There is a lot going on in this code so let me walk you through it. There are three functions:

  1. countPromptTokens() – this function takes an array of messages and performs a token count. Notice that there is some overhead associated with each message and different models handle this overhead differently. For example, the “gpt-3.5-turbo-0613” model requires an additional 3 tokens per message.
  2. countCompletionTokens() – this function takes a single message and performs a token count. You can use this function to calculate the number of tokens associated with the completion message returned by the Chat Completions API.
  3. promptGPT() – this function calls the OpenAI Chat Completions endpoint. The Chat Completions endpoint returns a usage field which represents the actual number of tokens used in the ChatGPT request (both prompt and completion tokens).
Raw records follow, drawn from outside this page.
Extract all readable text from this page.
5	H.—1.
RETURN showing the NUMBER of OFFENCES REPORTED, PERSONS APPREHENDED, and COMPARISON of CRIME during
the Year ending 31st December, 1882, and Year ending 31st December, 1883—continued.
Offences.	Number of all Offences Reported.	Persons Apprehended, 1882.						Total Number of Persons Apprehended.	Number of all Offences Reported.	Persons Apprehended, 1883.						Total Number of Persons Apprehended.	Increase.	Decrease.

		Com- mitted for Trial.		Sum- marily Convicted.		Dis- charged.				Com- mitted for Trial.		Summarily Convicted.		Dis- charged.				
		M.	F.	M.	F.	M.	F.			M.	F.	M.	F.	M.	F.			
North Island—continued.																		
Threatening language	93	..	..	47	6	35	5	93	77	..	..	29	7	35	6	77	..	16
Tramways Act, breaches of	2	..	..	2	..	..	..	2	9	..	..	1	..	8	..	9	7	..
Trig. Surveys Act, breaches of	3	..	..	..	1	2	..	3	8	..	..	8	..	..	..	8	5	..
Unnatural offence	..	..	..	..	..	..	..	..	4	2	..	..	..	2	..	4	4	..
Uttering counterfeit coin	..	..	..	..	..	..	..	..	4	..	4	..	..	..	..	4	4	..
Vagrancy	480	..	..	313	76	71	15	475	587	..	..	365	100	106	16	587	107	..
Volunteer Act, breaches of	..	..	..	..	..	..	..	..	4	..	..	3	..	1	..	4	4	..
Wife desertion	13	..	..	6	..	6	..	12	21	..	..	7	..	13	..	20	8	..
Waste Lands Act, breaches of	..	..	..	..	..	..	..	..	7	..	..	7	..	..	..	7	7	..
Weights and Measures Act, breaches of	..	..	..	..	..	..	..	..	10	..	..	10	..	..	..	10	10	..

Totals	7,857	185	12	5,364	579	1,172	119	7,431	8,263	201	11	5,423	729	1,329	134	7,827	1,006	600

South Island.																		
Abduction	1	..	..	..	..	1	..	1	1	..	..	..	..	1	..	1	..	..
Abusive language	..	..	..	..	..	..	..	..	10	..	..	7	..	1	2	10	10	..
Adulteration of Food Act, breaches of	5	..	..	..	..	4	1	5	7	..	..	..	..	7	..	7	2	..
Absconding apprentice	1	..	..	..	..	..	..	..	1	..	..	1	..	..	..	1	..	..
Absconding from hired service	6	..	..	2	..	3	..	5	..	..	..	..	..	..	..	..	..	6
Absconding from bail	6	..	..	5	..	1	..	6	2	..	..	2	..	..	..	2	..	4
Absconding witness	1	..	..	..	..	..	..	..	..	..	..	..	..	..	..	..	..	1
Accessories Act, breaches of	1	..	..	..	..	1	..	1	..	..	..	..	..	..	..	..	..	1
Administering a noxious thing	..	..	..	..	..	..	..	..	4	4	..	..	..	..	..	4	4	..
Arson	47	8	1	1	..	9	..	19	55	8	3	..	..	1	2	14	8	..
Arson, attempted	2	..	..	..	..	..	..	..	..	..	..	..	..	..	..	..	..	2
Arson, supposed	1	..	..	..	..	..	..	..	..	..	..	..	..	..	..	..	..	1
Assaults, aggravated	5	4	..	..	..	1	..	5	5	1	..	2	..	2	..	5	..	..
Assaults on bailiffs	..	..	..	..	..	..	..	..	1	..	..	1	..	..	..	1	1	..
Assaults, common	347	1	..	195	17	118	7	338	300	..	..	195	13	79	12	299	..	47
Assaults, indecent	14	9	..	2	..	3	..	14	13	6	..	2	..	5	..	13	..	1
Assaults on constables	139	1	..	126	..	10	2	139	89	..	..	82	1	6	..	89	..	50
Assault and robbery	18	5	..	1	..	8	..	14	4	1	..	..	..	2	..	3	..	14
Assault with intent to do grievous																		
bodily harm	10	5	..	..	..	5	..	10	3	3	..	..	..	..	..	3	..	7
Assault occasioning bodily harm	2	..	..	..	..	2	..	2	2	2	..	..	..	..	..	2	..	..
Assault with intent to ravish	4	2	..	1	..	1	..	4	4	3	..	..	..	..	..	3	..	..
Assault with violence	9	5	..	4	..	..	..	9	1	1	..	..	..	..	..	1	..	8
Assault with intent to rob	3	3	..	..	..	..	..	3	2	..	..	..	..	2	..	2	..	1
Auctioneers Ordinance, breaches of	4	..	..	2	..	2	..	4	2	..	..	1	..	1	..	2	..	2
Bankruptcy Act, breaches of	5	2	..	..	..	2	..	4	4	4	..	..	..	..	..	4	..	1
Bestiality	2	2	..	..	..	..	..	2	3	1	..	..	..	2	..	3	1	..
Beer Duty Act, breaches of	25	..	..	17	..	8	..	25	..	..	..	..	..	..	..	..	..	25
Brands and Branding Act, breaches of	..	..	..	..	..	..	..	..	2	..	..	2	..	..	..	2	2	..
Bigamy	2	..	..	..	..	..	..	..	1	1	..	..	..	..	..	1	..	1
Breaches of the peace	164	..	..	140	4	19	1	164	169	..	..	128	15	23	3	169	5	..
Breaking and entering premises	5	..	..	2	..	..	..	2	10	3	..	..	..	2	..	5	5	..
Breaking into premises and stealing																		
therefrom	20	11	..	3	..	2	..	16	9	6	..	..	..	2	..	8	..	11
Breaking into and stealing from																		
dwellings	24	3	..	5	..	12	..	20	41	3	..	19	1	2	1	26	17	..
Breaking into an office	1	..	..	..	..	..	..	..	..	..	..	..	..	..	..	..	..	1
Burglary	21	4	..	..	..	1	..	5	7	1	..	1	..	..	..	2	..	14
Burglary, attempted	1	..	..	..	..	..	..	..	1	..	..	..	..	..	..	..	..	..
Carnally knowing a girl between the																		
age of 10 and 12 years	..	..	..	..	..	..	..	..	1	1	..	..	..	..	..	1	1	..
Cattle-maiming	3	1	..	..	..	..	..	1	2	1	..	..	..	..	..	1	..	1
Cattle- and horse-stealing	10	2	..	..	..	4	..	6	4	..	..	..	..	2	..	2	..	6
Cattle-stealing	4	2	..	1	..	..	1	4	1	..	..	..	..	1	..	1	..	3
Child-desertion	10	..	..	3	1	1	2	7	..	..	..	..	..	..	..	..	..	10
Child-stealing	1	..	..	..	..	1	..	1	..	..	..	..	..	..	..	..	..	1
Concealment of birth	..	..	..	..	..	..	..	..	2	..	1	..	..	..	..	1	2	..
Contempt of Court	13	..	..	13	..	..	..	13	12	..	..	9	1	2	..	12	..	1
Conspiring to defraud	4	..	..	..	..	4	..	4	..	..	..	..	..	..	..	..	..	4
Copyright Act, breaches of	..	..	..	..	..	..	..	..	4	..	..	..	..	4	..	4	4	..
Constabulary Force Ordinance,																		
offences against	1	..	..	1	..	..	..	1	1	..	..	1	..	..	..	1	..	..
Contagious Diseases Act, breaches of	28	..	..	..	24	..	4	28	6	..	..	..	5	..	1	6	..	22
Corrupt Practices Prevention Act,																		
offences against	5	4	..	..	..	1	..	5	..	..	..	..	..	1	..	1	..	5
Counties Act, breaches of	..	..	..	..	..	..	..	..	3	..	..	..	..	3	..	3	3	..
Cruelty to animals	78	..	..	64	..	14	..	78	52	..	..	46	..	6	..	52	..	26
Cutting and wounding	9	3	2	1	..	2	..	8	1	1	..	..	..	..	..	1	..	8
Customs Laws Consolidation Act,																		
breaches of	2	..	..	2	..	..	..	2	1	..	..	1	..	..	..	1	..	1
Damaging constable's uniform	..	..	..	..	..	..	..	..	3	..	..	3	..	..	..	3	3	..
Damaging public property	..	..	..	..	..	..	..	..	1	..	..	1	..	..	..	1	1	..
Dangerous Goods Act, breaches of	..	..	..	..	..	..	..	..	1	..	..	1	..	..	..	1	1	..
When you run the code above, the same list of messages is sent to ChatGPT and the countPromptTokens() and countCompletionTokens() functions so you can verify that these functions are returning the right results. Here is a sample of the output:

ChatGPT: prompt count=22, completion count=99
My Count: prompt count=22, completion count=99

These results should be reassuring. Both ChatGPT and the countPromptTokens() function return the same number of prompt tokens: 22. Both ChatGPT and the countCompletionTokens() function return the same number of completion tokens: 99.

Conclusion

The goal of this blog post was to explain how you can use the tiktoken library to convert words to tokens. By taking advantage of this library, you can predict the number of tokens required when making a call to an OpenAI endpoint. In the code above, I demonstrated how you can create both a countPromptTokens() and countCompletionTokens() function. Because OpenAI charges you per token, you can use tiktoken to predict the costs of calling OpenAI APIs.